Dance as a means to express an erotic message has existed for centuries. In Biblical times, Salome, daughter of Herodias, danced for King Herod in a manner provocative enough to persuade Herod to offer her half of his kingdom. In other ancient societies, dance was used as a method of encouraging marriage and procreation. Nude or erotic dancing at strip clubs (or adult entertainment establishments) has also existed for ages.

Adult Entertainment

Sometimes adult entertainment establishments exist in moral disfavor within their communities. This leads to drafting of restrictive ordinances to save the community from whatever harms adult entertainment might cause. Originally, the restrictions were simple and limited to bans on nudity and or bans on the sale of alcoholic beverages at establishments that exhibited nude dancers. Over time, however, these restrictions have been expanded to include restricting hours of operation, requiring a minimum distance between patrons and dancers, and even eliminating contact between patrons and dancers.

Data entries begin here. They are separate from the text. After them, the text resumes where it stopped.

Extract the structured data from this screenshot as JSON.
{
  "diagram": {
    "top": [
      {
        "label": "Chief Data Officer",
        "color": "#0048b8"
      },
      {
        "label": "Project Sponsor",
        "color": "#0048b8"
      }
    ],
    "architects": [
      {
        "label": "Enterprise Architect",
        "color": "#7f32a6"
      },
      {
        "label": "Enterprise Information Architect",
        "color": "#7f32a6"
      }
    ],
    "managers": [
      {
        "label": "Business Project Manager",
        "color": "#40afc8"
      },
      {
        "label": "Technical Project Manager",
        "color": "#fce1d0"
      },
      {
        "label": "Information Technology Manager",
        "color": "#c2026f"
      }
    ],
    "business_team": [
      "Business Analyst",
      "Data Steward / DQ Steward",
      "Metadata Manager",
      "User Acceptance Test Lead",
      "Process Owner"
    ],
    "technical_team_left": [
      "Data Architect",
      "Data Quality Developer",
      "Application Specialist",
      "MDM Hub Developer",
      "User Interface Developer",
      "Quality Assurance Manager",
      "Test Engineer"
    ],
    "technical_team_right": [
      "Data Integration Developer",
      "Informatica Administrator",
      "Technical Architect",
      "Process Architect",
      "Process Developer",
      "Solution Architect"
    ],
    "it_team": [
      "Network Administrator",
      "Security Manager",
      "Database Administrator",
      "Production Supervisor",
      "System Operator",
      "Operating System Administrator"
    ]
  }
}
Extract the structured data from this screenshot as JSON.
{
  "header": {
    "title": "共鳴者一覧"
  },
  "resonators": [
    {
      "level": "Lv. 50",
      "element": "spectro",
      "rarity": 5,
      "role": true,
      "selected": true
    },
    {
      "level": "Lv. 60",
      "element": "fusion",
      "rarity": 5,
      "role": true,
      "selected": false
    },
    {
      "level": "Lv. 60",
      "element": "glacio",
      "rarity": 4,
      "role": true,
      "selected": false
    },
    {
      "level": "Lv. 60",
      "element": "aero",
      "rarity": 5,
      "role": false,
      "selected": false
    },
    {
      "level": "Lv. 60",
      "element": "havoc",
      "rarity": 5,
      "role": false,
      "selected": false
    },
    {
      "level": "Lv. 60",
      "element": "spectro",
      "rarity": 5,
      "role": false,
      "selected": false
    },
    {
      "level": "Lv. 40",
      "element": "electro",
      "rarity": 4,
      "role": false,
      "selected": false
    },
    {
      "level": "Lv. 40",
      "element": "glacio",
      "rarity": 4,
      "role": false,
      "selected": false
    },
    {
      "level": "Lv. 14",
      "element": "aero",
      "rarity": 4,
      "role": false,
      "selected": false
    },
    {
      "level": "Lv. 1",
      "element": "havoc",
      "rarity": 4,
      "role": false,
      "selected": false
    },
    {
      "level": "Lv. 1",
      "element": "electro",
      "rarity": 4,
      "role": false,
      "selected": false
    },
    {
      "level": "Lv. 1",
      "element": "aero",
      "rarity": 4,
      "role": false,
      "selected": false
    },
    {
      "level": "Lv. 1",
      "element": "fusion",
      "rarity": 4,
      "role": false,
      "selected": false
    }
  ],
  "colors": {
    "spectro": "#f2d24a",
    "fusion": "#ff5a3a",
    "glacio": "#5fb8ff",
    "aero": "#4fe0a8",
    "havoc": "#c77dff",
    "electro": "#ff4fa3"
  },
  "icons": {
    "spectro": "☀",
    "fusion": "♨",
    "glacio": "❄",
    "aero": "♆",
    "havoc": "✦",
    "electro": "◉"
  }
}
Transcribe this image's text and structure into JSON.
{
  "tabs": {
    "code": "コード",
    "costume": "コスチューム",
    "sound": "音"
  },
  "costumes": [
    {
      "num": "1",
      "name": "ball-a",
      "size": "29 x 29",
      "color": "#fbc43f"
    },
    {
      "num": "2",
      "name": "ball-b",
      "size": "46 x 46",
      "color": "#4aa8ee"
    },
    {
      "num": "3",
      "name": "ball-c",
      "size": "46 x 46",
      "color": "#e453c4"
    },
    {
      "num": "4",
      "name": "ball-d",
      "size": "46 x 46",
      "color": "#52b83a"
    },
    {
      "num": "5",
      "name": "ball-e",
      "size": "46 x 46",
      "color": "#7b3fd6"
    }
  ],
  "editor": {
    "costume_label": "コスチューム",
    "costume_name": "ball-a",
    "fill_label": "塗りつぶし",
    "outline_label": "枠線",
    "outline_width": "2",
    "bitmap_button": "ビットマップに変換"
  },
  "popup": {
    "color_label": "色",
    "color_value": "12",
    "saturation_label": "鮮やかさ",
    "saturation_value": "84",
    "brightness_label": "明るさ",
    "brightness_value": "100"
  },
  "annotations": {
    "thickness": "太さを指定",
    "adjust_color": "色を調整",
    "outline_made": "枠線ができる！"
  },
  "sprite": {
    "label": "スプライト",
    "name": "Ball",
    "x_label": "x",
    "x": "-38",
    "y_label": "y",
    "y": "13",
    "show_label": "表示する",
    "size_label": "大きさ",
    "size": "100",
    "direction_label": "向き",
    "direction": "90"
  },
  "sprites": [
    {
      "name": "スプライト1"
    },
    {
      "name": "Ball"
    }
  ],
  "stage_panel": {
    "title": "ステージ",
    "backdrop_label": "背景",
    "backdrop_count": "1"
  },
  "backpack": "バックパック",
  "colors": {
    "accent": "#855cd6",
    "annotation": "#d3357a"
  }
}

State and local governments regulate adult entertainment businesses mainly through a combination of three devices: zoning, licensing and nuisance control. The type of restriction that a government imposes on a sexually oriented business will frequently determine how a court analyzes the validity of that restriction.

  • Zoning. One way that governments restrict adult entertainment is through land-use regulations. Zoning laws that target adult entertainment at times violate the First Amendment. Most adult operators are familiar with City of Renton v. Playtime Theatres, Inc., 475 U.S. 41 (1986) and its long-standing rule that zoning laws aimed at controlling the “secondary effects” of adult businesses are treated as though they are content neutral. Laws which are content-neutral — as opposed to content-based — are, in theory, easier to adopt and defend. For this reason, municipalities and counties, when adopting adult entertainment ordinances, routinely cite the secondary effects of increased crime, depreciated property values and blight. The idea is that, by citing “secondary effects,” the government’s law will be subject to less scrutiny if challenged in court.
  • Licensing. Another way that governments address adult entertainment businesses is by imposing special licensing requirements on them. Licensing laws raise a number of issues under the First Amendment, such as compliance with the prior restraint doctrine. A prior restraint is presumptively unconstitutional. Org. for Better Austin v. Keefe, 402 U.S. 415 (1971). To overcome the presumption of invalidity, a prior restraint must satisfy stringent substantive and procedural requirements. Substantively, the restraint must establish clear standards to guide the discretion of the official who must approve the license. City of Lakewood v. Plain Dealer Publ’g, 486 U.S. 750, 757 (1989) (Brennan, J.). Procedurally, (1) the licensor must make the decision whether to issue the license within a specified and reasonable time period during which the status quo is maintained, and (2) there must be the possibility of prompt judicial review in the event the license is erroneously denied. FW/PBS, Inc. v. City of Dallas, 493 U.S. 215, 228 (1990).
  • Nuisance. Yet another way that governments control adult entertainment is by suing the adult business. In Arcara v. Cloud Books, Inc., 478 U.S. 697 (1986), the U.S. Supreme Court held that the First Amendment does not preclude the closing of an adult bookstore under generally-applicable anti-prostitution laws. However, concurring in the judgment, Justice O’Connor warned of the need for judicial scrutiny to ensure that the targets of nuisance abatement actions were not singled out because of the nature of the books they sold “or because of the perceived secondary effects of having a purveyor of such books in the neighborhood.” Id. at 708. Justice O’Connor stated that if a city were to use a nuisance statute as a “pretext” for achieving such alternative purposes, “the case would clearly implicate First Amendment concerns and require First Amendment analysis.” Id.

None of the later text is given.